Pour désigner une personne non binaire, on utilise le pronom iel/iels. Le reste du temps, on emploie les pronoms il/elle, ils/elles afin de ne pas invisibiliser les rapports de genre.

On n’utilise ni le E en capitale – car la logique typographique est de réduire autant que possible le nombre de capitales dans un texte (elles fatiguent l’œil) –, ni le (e) entre parenthèses, qui alourdit lui aussi le texte, ni le -e- entre traits d’union, qui crée des césures importunes en bout de ligne.

On répète en priorité les substantifs, et on accorde l’adjectif avec le substantif le plus proche. Cela peut éviter d’alourdir la phrase avec une multiplication d’adjectifs.
Pour conclure, la bonne pratique est non pas d’appliquer aveuglément une règle intangible, mais de jongler avec les possibilités pour éviter les ambiguïtés, les lourdeurs ou le galimatias. On n’est pas des robotes !

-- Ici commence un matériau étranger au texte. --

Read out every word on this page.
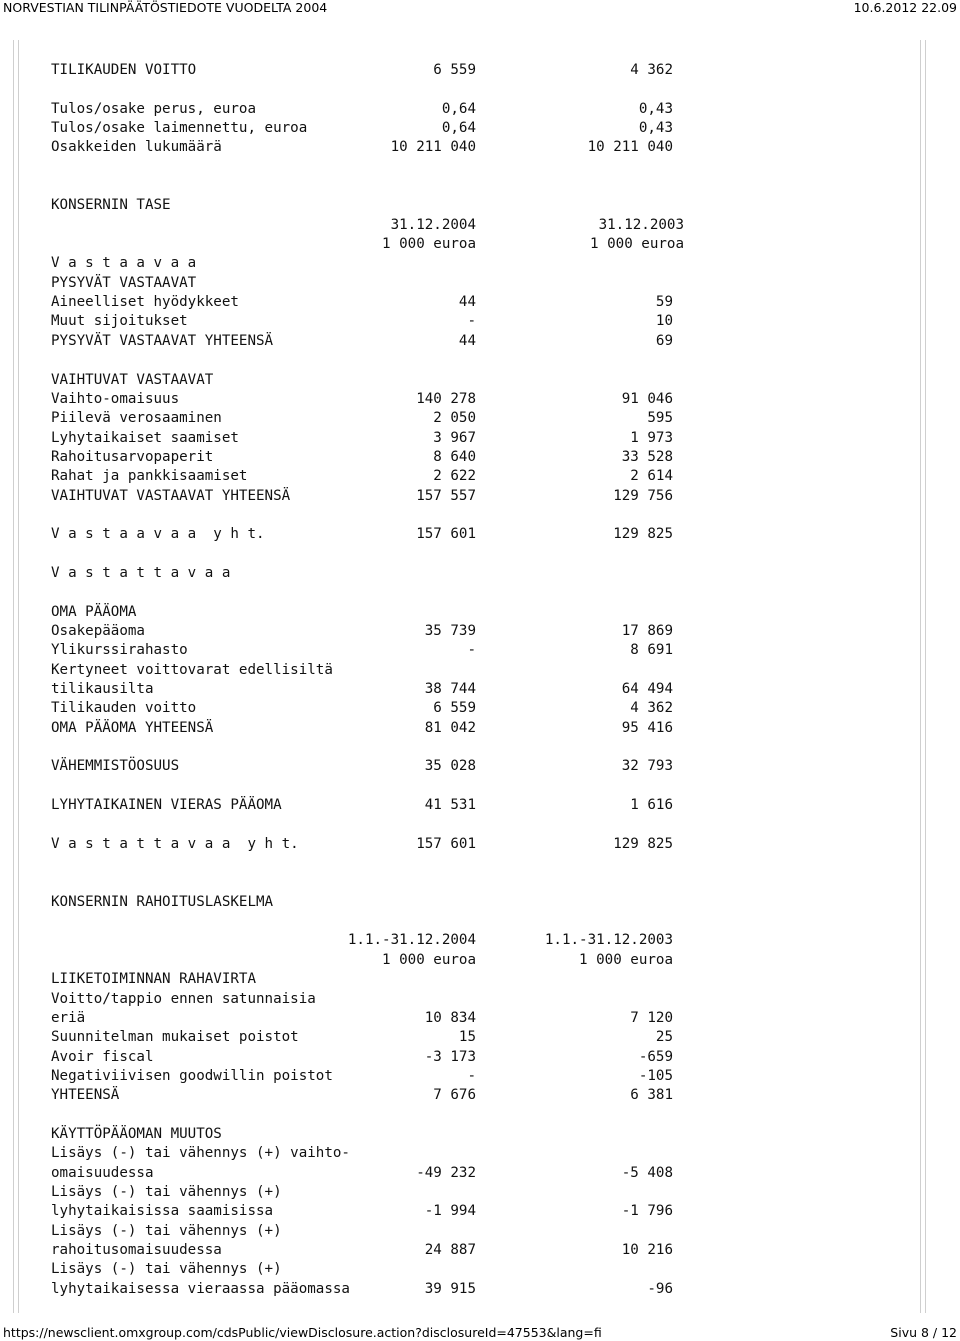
NORVESTIAN TILINPÄÄTÖSTIEDOTE VUODELTA 2004	10.6.2012 22.09
TILIKAUDEN VOITTO	6 559	4 362
Tulos/osake perus, euroa	0,64	0,43
Tulos/osake laimennettu, euroa	0,64	0,43
Osakkeiden lukumäärä	10 211 040	10 211 040
KONSERNIN TASE
31.12.2004	31.12.2003
1 000 euroa	1 000 euroa
V a s t a a v a a
PYSYVÄT VASTAAVAT
Aineelliset hyödykkeet	44	59
Muut sijoitukset	-	10
PYSYVÄT VASTAAVAT YHTEENSÄ	44	69
VAIHTUVAT VASTAAVAT
Vaihto-omaisuus	140 278	91 046
Piilevä verosaaminen	2 050	595
Lyhytaikaiset saamiset	3 967	1 973
Rahoitusarvopaperit	8 640	33 528
Rahat ja pankkisaamiset	2 622	2 614
VAIHTUVAT VASTAAVAT YHTEENSÄ	157 557	129 756
V a s t a a v a a  y h t.	157 601	129 825
V a s t a t t a v a a
OMA PÄÄOMA
Osakepääoma	35 739	17 869
Ylikurssirahasto	-	8 691
Kertyneet voittovarat edellisiltä
tilikausilta	38 744	64 494
Tilikauden voitto	6 559	4 362
OMA PÄÄOMA YHTEENSÄ	81 042	95 416
VÄHEMMISTÖOSUUS	35 028	32 793
LYHYTAIKAINEN VIERAS PÄÄOMA	41 531	1 616
V a s t a t t a v a a  y h t.	157 601	129 825
KONSERNIN RAHOITUSLASKELMA
1.1.-31.12.2004	1.1.-31.12.2003
1 000 euroa	1 000 euroa
LIIKETOIMINNAN RAHAVIRTA
Voitto/tappio ennen satunnaisia
eriä	10 834	7 120
Suunnitelman mukaiset poistot	15	25
Avoir fiscal	-3 173	-659
Negativiivisen goodwillin poistot	-	-105
YHTEENSÄ	7 676	6 381
KÄYTTÖPÄÄOMAN MUUTOS
Lisäys (-) tai vähennys (+) vaihto-
omaisuudessa	-49 232	-5 408
Lisäys (-) tai vähennys (+)
lyhytaikaisissa saamisissa	-1 994	-1 796
Lisäys (-) tai vähennys (+)
rahoitusomaisuudessa	24 887	10 216
Lisäys (-) tai vähennys (+)
lyhytaikaisessa vieraassa pääomassa	39 915	-96
https://newsclient.omxgroup.com/cdsPublic/viewDisclosure.action?disclosureId=47553&lang=fi	Sivu 8 / 12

Quelques exemples concrets
Résumé
Pénible à la lecture Lisible
Les travailleur-euse-s turc-que-s, grec-que-s, arménien-ne-s et assyrien-ne-s sont très décidé-e-s à faire front. Les travailleurs et les travailleuses turques, grecques, arméniennes et assyriennes sont très décidées à faire front. (répétition et accord des adjectifs avec le substantif le plus proche)
Encerclé-e-s, matraqué-e-s, puis embarqué-e-s, les manifestant-e-s ont ensuite été insulté-e-s par le ministre. Encerclées, matraquées, puis embarquées, les manifestantes et les manifestants ont ensuite été insultées par le ministre. (ajout de points médians et répétition)
Il a fallu faire avec un mouvement général des lycéennes et lycéens et des étudiantes et étudiants. Il a fallu faire avec un mouvement général des facs et des lycées. (périphrase)
Rendu-e-s inactif-ive-s par la médiation des émissaires gouvernementaux-ales, les ouvrier-e-s, mais aussi les employé-e-s de maison tournaient en rond. Condamnés à l’inaction par la médiation gouvernementale, les ouvrières et les ouvriers, mais aussi les employées de maison tournaient en rond. (périphrase, répétition et ajout de point médian)
La rue était remplie d’employé-e-s désœuvré-e-s, de petit-e-s commerçant-e-s privé-e-s de chaland, de lycéen-ne-s et d’étudiant-e-s pas fâché-e-s d’en avoir fini. La rue était remplie d’employées désœuvrées, de petites et petits commerçants privés de chaland, de lycéens et d’étudiantes pas fâchées d’en avoir fini. (mix des règles précités + improvisation)

Pour creuser, on peut consulter les recommandations sur la féminisation de l’Office québécois de la langue française.

La féminisation des noms de métiers

Quand un nom de métier n’a pas de variante féminine, la recommandation générale est de faire :

  • soit par la création d’une forme féminine qui respecte la morphologie du mot. Exemples : professeure, autrice, ingénieure, magistrate, députée, chirurgienne, praticienne ;
  • soit par l’adjonction du mot femme. Exemples : femme-pompier.

Pour les noms de métier, une bonne référence est Femme, j’écris ton nom, « Guide d’aide à la féminisation des noms de métiers, titres, grades et fonctions », édité par le CNRS et l’INLF en 1999.